Her use of technology initially divided opinion.
"When I said I could bead earrings with a machine in ten minutes, it was hurtful to them," she said of her conversations with artisans.
"I had to think about my impact. Did I want to harm artisans who work diligently with their hands?"
She adjusted her model to blend hand-beading with machine embroidery, producing hybrid designs that preserve artistry while meeting retail demand.
"My market is not to compete with hand-made products," she said.
"It's to supply retailers and tourist stores that want authentic Indigenous goods."
Chamberlain also shared a lesson in persistence. When her embroidery machine broke, she dismantled and rebuilt it herself.
"When we have an idea, no matter the hurdles, we persevere and make it work," she said.
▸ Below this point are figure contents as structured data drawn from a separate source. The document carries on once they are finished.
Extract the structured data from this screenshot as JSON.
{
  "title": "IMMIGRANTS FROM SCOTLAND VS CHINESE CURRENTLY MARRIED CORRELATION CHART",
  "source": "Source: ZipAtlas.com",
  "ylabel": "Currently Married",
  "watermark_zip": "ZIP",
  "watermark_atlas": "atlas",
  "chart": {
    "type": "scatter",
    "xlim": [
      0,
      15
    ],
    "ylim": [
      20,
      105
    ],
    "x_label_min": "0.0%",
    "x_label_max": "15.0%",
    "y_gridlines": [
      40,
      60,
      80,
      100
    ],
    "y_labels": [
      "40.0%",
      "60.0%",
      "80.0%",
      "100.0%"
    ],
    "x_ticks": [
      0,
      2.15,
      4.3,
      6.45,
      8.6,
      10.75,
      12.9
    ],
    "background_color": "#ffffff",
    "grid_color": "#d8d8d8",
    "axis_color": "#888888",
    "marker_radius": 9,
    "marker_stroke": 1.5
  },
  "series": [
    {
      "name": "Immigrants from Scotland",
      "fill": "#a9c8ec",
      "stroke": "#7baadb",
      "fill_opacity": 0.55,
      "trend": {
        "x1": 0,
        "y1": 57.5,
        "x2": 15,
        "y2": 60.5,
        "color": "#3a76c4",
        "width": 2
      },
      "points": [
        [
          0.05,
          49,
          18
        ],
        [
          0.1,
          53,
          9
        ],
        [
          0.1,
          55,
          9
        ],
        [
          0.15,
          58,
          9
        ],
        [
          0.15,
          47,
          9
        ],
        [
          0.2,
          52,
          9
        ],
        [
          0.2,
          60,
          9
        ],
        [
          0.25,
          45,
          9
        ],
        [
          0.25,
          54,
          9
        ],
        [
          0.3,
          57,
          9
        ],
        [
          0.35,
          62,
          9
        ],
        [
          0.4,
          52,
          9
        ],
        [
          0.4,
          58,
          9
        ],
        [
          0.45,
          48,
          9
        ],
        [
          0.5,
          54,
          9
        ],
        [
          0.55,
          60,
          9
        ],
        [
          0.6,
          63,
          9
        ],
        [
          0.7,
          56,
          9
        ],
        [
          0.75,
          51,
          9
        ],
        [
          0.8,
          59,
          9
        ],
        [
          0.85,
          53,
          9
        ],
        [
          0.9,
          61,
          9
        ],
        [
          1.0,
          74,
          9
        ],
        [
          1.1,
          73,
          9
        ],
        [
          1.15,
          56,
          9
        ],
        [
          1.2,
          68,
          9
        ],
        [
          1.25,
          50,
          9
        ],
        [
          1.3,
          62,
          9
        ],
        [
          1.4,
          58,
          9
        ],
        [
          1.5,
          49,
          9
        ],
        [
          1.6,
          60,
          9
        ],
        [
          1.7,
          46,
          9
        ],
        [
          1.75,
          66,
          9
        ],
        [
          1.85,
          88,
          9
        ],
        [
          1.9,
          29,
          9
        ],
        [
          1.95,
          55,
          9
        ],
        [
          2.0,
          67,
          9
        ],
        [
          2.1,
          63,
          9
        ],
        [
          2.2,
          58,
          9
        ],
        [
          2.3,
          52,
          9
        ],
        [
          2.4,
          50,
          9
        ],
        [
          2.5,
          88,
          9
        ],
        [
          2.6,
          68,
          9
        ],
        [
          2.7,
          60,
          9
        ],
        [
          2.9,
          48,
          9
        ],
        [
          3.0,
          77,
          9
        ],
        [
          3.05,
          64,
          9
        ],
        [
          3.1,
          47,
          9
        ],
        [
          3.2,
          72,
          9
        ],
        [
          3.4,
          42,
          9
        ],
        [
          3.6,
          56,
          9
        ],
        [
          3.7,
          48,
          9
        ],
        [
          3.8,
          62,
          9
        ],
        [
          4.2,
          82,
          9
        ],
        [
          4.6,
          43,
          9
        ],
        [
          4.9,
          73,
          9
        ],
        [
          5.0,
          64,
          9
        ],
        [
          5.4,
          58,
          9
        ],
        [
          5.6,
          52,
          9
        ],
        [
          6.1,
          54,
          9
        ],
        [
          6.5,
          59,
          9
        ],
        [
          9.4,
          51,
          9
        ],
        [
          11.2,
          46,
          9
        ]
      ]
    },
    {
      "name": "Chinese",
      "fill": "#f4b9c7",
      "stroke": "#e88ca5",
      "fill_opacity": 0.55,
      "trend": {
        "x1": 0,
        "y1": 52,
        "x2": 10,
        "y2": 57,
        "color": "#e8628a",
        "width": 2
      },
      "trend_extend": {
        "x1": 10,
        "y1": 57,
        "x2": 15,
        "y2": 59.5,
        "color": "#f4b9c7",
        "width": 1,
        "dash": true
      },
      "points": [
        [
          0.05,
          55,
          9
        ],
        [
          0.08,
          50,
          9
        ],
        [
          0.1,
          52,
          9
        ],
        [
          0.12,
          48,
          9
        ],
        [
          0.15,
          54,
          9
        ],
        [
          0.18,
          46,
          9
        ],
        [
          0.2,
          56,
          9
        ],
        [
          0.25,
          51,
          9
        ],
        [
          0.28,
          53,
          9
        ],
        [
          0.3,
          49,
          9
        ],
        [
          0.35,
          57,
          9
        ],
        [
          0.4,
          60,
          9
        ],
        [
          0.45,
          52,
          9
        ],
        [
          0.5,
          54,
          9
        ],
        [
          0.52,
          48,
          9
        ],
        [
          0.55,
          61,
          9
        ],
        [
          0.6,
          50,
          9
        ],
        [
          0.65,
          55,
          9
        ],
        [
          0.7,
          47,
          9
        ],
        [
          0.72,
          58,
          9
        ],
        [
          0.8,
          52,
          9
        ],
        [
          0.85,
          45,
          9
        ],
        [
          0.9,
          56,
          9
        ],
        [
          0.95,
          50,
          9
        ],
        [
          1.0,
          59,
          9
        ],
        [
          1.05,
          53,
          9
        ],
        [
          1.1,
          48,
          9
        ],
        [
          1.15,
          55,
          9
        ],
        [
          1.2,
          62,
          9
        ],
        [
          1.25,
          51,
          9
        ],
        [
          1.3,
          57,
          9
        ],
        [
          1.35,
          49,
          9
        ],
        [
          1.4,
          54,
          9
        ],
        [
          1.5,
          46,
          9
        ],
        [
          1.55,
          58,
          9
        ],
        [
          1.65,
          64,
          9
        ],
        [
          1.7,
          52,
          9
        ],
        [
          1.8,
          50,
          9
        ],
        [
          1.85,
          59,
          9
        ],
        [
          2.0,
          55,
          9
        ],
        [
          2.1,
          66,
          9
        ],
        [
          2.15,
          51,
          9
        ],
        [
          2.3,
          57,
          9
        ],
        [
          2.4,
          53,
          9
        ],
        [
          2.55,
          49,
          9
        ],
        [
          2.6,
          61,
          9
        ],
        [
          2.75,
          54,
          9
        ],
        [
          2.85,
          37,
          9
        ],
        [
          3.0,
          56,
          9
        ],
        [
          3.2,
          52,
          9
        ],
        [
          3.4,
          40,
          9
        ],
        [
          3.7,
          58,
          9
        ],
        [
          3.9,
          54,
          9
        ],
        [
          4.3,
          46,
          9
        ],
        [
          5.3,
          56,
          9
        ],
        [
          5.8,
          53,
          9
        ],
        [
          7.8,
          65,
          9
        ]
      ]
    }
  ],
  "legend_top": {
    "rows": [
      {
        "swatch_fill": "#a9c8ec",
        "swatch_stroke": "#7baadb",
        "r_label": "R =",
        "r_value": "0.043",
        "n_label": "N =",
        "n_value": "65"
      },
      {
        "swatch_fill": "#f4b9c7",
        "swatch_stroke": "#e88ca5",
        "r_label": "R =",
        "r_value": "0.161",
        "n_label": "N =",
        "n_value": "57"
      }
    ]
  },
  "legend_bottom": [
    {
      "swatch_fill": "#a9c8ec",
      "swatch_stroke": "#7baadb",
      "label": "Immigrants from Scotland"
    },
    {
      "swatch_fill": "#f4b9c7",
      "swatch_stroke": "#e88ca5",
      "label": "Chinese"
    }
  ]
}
Her company now supplies accessories to retailers across Canada and provides workshops for Indigenous youth on digital design and manufacturing.
"If you show someone a new technology they have never touched, adaptability is fast," she said. "Innovation belongs to us too."
Shared Purpose
Across four nations, the speakers presented different models for progress and a shared understanding that Indigenous business is not simply about profit. It is about participation, sustainability and the transfer of knowledge.
Waneissi spoke of visibility for Melanesian women, Paru of structural reform, Morgan of family strength and cultural continuity, and Chamberlain of innovation rooted in identity.
Together, they showed how Indigenous women are expanding economic opportunity while safeguarding cultural values.
As Paru concluded: "More than ever before, we are creating opportunities to come together across organisations, sectors and countries and empower a collective purpose to address social and environmental issues."